Palin and the Tea Party were the manna from above to try and accomplish that. Even while the much of the press and the pundits continued to bash her harder than any GOP candidate since Herbert Hoover during the Presidential campaign, the crowds that wildly cheered her didn't slack up one bit. Neither did the endless refrain from the Palin cheerleaders that she was one of us.

ince winning elections is still as much about which candidate can win the hearts not the heads of the voters, Palin was clearly the one who could tug at the voter's heart strings.

The final vote result proved it. Despite the colossal baggage McCain and the GOP carried, and colossal advantages Obama and the Democrats had, the majority of white moderate and conservative voters, and a large segment of young whites and independents still voted for McCain.

In the nearly two years since Obama's election, Palin has been the GOP stalking horse to stampede the herd of moderates and conservative independents even further away from Obama.

The Palin success in grabbing headlines, firing up anti-Obama mania, and snapping the heads of the GOP establishment to attention hasn't been lost on Palin.

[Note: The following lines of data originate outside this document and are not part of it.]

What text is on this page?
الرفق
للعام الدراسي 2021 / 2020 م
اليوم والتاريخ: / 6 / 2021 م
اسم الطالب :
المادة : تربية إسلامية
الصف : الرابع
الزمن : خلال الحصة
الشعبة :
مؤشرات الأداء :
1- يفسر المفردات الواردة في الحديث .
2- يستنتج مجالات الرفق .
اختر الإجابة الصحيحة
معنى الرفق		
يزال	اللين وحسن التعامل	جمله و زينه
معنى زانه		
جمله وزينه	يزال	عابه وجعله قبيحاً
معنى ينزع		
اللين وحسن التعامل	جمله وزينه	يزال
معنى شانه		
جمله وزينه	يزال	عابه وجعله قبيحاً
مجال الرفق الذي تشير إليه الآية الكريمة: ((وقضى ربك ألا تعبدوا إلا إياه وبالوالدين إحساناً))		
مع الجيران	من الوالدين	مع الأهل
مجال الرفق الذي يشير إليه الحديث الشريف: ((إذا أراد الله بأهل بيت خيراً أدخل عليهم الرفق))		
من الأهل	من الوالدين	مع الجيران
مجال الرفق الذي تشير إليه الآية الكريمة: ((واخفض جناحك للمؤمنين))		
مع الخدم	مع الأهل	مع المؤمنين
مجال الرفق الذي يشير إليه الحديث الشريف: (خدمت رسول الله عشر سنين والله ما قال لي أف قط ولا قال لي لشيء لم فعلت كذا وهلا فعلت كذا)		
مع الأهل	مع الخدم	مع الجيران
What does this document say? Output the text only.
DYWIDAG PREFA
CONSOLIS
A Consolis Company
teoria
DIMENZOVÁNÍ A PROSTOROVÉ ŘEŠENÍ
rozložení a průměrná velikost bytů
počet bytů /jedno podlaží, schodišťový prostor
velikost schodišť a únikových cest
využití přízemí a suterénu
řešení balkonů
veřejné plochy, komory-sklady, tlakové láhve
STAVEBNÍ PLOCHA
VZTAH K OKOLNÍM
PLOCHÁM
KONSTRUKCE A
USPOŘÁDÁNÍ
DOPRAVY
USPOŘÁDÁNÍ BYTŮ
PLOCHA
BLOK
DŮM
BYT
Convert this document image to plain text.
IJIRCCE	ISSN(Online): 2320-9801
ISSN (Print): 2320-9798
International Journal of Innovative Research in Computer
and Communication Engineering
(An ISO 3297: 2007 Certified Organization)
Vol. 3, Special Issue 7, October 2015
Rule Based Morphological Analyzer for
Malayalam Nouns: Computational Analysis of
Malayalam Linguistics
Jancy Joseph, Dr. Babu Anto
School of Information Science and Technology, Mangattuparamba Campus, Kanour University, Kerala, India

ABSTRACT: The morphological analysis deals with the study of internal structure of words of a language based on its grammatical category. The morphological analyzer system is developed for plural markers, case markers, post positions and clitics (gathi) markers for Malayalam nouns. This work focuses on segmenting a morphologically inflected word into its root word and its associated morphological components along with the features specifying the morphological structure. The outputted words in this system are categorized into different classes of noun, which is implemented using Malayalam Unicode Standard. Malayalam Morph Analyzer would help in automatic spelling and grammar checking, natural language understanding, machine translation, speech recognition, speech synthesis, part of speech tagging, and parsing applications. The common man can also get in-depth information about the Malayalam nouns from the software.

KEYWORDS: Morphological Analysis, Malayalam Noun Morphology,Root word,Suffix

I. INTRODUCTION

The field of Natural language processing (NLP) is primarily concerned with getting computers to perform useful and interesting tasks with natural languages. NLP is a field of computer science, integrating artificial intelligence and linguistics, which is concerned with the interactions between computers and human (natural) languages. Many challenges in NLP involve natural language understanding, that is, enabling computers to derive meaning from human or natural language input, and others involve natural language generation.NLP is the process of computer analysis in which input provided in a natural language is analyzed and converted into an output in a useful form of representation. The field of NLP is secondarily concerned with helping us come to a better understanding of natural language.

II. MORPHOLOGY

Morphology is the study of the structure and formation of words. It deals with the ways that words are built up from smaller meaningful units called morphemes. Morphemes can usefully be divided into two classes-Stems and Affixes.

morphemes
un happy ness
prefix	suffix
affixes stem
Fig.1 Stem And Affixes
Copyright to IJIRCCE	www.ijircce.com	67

She's adroitly moved her game plan to the next level, and has extended the olive branch to the GOP mainstream with saccharine public appeals for the party to make peace and target Democrats for the boot in November.

Her party unity pitch is aimed at doing one thing, to bring her in from the fringe cold and establish her as a worthy, even credible, Presidential candidate in 2012. So far she's done everything else right, and there's no reason to think that she won't make some headway on this either. This horrific possibility is more than enough cause to rethink Palin.

Earl Ofari Hutchinson is an author and political analyst. His new book is “How Obama Governed: The Year of Crisis and Challenge” (Middle Passage Press).